Friday, April 8, 2016

Not All Tesla Customers Will Get Expected Tax Rebates on Model 3

Tesla's new electric vehicle, the Model 3, is making waves throughout the market. Thousands of buyers are looking to get their hands on the luxurious, energy-efficient, affordably-priced car. At $35,000 before any governmental rebates, the Model 3's price can't be beaten by other electric vehicle producers. Thousands of dollars in state and federal rebates are offered to buyers, thus making the car an even better deal, but the rebates are not as easy to get as a buyer might think. According to Rob Nikolewski's article in the L.A. Times, buyers shouldn't count on the rebates when determining whether they can afford to purchase Tesla's Model 3.

Just this week, Tesla allowed potential customers from around the world to put down a $1,000 deposit in order to reserve their Model 3, which won't actually hit the market until December 2017. In the first 3 days, over 270,000 customers reserved their future vehicle, drawn in by its price, appearance, and the Tesla brand name. Many also took into account potential rebates that they expect to receive from the government, which Nikolewski considers an unfortunate oversight. According to him, most of the government rebates could run out by the time people get behind the wheel of their Model 3.

Southern Californians can receive $7,500 from federal subsidies and $2,500 from state subsidies when purchasing one of Tesla's electric vehicles. Unfortunately, the subsidies are only allowed for a certain number of customers. After 200,000 Tesla vehicles have been sold, the government will start to phase out the subsidies until, eventually, there will be none left. Additionally,  the state recently announced that wealthy buyers (a head of household income of greater than $340,000 or a single filer income greater than $250,000) will not qualify for the state rebates at all. So, some buyers are trying to play the odds to have the greatest chance of getting the $10,000 in tax rebates.

One customer in Santa Monica, Paul Scott, decided to go for the $50,000 version of the Model 3, which comes "fully loaded." Scott's logic in ordering the most expensive model is that he assumes that Tesla will produce their more expensive models earliest, which means that he will have a greater chance of getting the rebates before they run out. Either way, Scott asserts, he is fully willing to buy the car, whether he gets the tax credit or not. Other buyers, however, don't even seem to realize that the tax rebates are not a definite source of income. They are assuming that the price will automatically be $10,000 less, and are making their purchasing decisions with incorrect numbers, a mistake that they will regret.

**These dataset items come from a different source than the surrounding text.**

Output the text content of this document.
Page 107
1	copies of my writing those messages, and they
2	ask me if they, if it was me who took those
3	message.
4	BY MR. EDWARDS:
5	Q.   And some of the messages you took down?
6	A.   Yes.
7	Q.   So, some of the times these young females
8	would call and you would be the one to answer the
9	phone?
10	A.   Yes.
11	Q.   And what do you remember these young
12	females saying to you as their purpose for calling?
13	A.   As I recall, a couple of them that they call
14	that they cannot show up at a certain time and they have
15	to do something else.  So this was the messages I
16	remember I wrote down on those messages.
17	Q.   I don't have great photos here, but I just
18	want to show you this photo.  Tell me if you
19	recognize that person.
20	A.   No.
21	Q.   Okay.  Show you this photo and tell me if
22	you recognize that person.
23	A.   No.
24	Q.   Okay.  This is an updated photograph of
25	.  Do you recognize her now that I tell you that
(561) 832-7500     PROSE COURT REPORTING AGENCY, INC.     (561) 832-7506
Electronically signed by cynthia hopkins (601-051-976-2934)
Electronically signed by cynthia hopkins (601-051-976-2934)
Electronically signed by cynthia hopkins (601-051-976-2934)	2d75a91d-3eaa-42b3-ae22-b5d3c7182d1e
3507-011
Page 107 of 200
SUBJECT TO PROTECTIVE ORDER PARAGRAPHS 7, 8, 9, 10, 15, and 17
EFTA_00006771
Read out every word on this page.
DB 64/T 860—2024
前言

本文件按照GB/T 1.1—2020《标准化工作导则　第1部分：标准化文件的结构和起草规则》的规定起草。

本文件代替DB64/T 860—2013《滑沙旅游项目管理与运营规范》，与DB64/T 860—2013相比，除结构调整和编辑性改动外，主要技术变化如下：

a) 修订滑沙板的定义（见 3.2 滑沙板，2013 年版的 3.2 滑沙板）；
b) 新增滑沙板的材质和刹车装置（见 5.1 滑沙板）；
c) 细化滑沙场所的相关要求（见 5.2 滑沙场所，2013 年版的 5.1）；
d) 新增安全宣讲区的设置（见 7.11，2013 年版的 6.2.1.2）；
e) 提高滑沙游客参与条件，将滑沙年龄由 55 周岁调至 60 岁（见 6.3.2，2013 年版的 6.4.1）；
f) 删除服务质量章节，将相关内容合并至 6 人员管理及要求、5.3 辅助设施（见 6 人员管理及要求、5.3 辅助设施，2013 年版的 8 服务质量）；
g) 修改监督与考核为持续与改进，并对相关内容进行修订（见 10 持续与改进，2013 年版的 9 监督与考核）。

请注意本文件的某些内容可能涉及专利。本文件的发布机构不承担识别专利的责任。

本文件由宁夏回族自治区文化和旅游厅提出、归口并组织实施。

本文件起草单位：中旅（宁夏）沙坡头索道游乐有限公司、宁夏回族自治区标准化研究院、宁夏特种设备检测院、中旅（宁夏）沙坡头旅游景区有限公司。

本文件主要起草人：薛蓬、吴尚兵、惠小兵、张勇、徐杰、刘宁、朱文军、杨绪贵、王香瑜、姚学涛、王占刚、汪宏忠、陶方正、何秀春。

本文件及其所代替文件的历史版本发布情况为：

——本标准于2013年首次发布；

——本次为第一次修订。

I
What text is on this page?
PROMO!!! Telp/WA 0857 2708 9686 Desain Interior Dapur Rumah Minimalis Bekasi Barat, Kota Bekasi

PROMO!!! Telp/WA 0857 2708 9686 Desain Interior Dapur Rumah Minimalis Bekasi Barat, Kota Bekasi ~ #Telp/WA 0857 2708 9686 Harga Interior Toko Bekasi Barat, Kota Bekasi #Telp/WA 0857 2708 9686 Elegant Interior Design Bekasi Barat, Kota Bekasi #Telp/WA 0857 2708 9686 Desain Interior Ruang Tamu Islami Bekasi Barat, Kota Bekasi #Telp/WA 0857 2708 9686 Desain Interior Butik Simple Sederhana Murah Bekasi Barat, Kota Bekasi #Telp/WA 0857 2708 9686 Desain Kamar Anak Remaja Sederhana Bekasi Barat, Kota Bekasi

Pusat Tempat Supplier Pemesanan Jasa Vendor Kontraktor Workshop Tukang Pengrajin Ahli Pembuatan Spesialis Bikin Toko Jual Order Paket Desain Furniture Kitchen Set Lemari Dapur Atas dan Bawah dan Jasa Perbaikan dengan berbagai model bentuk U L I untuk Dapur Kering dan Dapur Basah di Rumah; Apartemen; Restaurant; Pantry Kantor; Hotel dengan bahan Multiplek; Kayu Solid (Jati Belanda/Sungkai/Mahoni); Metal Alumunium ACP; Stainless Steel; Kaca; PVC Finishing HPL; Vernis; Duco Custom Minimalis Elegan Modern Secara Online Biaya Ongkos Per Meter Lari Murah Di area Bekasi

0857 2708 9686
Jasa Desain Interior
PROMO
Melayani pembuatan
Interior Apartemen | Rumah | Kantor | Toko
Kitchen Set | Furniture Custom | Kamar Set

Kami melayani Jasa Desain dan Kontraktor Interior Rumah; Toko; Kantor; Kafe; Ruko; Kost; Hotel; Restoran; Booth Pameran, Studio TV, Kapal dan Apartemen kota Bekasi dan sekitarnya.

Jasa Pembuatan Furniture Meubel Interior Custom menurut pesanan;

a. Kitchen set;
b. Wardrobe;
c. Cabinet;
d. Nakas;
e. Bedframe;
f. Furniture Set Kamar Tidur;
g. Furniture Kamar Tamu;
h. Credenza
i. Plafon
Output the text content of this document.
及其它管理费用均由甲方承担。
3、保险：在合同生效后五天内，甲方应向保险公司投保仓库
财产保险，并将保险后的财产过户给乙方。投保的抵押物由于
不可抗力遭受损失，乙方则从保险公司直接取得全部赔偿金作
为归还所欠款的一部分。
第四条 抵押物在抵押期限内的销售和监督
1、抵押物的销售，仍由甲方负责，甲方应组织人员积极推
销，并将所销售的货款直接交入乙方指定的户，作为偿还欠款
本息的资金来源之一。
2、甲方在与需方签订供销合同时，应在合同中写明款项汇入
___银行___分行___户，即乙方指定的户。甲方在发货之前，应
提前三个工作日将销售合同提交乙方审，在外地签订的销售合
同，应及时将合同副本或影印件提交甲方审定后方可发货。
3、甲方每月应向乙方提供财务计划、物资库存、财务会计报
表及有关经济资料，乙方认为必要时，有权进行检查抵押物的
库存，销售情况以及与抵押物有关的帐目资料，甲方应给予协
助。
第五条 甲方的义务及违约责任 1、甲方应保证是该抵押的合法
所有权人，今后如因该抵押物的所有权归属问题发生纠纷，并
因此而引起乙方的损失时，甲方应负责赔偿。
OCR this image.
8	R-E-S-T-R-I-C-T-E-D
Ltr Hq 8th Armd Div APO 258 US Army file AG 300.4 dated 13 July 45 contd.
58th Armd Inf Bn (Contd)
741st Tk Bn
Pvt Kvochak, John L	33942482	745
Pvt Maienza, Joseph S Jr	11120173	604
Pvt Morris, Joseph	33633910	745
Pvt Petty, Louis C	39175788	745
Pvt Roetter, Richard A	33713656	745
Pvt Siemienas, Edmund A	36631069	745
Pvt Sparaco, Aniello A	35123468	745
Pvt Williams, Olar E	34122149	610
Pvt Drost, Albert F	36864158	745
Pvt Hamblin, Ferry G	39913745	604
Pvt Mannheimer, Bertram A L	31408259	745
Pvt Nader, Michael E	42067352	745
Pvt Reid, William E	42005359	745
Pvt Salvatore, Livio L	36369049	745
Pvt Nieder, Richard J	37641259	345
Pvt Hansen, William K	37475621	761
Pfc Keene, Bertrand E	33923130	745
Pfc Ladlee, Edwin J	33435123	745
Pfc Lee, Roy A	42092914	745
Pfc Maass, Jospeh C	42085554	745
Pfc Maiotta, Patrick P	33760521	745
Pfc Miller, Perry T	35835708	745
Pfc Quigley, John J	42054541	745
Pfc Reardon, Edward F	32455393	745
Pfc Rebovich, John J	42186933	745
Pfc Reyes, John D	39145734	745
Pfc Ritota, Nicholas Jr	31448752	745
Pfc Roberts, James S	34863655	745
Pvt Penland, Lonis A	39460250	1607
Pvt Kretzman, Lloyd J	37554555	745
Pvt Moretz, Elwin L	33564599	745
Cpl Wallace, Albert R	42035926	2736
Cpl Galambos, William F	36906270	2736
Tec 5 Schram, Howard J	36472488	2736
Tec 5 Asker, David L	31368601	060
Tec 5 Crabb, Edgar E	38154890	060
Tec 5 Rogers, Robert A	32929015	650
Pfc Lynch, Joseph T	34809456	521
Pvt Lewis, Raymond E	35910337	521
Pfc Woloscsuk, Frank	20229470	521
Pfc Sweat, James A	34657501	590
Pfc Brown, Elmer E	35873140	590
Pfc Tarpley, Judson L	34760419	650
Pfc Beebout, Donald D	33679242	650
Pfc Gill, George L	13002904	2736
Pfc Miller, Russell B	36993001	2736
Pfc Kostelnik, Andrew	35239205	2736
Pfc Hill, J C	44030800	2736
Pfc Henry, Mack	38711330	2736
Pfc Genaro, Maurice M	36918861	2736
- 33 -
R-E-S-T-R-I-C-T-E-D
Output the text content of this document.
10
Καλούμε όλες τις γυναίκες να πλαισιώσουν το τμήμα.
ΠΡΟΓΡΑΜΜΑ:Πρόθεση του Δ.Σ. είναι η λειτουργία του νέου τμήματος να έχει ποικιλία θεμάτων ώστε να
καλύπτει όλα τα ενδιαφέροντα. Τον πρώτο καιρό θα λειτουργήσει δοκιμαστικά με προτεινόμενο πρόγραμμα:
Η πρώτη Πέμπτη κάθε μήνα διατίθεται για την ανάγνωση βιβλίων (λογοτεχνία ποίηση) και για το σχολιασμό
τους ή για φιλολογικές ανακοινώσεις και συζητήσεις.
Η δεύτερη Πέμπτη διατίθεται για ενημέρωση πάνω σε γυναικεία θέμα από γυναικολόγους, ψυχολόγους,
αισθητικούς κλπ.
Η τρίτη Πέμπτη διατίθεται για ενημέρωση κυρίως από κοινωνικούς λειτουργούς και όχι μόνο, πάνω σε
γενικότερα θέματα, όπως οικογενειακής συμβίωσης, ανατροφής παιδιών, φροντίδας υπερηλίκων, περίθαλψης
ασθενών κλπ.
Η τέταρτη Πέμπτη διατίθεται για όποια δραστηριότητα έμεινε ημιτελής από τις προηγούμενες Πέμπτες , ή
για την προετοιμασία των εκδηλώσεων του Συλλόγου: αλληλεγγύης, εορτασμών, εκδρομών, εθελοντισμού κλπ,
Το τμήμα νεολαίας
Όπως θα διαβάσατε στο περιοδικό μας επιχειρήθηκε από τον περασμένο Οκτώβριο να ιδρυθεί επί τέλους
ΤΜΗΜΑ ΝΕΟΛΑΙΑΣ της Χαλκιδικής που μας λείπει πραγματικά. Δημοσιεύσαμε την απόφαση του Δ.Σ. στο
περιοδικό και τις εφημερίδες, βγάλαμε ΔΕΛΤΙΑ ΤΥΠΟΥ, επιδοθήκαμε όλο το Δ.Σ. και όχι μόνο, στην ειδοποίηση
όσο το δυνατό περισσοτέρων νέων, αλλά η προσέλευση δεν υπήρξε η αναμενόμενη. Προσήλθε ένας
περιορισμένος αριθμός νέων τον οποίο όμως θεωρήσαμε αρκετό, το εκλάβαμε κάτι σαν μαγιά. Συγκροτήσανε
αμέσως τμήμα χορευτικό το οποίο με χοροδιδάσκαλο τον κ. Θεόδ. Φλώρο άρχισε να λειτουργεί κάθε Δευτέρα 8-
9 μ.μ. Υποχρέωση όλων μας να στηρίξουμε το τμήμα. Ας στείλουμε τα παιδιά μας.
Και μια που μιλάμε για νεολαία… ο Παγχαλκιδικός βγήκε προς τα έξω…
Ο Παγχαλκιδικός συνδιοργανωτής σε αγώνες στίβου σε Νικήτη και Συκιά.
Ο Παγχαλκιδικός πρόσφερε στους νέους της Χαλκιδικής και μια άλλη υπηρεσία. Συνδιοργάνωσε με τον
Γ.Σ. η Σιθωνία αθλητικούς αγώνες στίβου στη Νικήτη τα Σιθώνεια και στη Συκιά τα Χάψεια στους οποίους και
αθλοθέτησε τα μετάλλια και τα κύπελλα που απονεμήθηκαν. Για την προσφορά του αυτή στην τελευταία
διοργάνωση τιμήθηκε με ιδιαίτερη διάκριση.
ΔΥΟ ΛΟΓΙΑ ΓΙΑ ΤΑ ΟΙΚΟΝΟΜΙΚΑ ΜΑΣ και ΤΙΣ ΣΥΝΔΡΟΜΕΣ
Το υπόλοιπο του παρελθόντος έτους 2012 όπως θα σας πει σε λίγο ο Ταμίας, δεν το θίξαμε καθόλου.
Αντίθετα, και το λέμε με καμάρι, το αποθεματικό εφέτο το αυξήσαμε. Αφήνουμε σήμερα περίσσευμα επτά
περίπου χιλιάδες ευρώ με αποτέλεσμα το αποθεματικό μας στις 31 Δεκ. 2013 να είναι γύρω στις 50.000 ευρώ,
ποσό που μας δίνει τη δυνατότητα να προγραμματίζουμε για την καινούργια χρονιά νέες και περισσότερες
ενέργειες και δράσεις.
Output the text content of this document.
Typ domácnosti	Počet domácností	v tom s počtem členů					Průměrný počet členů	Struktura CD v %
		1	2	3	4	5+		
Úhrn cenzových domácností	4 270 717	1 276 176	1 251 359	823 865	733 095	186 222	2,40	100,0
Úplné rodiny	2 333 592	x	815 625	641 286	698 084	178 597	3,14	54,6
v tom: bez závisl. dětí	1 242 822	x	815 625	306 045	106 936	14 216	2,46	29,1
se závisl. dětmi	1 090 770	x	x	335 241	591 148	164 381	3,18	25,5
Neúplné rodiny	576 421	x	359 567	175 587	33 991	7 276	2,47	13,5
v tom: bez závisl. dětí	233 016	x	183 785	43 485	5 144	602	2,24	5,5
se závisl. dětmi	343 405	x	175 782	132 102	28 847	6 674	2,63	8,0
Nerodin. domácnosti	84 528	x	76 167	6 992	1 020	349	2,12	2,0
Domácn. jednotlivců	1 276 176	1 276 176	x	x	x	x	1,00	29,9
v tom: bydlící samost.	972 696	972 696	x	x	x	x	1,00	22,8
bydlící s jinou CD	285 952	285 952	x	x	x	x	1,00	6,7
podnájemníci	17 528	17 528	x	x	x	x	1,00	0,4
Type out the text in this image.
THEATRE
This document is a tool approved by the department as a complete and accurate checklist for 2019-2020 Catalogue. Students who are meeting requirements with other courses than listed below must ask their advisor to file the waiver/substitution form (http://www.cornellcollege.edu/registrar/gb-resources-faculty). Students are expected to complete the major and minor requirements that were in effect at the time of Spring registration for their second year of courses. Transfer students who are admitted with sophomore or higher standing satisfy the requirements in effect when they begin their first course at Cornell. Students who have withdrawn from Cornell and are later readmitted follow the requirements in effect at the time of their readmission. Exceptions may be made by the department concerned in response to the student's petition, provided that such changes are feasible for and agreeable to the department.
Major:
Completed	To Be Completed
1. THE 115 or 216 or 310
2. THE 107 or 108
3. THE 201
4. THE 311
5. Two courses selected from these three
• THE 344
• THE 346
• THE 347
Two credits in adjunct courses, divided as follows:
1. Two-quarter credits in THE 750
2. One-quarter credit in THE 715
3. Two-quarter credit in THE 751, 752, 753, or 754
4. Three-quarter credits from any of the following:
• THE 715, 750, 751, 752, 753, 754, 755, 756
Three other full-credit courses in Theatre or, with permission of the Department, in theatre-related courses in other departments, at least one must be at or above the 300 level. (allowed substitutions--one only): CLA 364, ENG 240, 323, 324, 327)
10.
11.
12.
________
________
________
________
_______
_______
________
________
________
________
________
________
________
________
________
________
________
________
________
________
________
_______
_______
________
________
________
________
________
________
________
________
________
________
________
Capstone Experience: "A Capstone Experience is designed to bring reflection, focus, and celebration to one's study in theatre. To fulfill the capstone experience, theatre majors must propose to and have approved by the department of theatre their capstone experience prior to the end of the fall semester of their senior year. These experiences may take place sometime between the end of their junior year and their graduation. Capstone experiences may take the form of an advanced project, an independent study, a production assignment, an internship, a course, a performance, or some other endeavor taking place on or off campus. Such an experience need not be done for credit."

Tesla needs to make the terms much more clear for customers. While $35,000 is still an incredibly low price, especially for a high-end, energy-efficient vehicle that grants owners the use of Tesla's supercharger stations, customers will not be happy if they find out that they won't be able to get the $10,000 in tax credits that they had expected. For all we know, California may decide to raise the number of individuals to which they will grant rebates, in order to encourage more potential buyers into greener vehicles. So, it is possible that a lot more than 200,000 customers will get tax credits. Either way, Tesla needs to make the situation as transparent as possible so as to avoid upsetting customers and losing potential customers forever.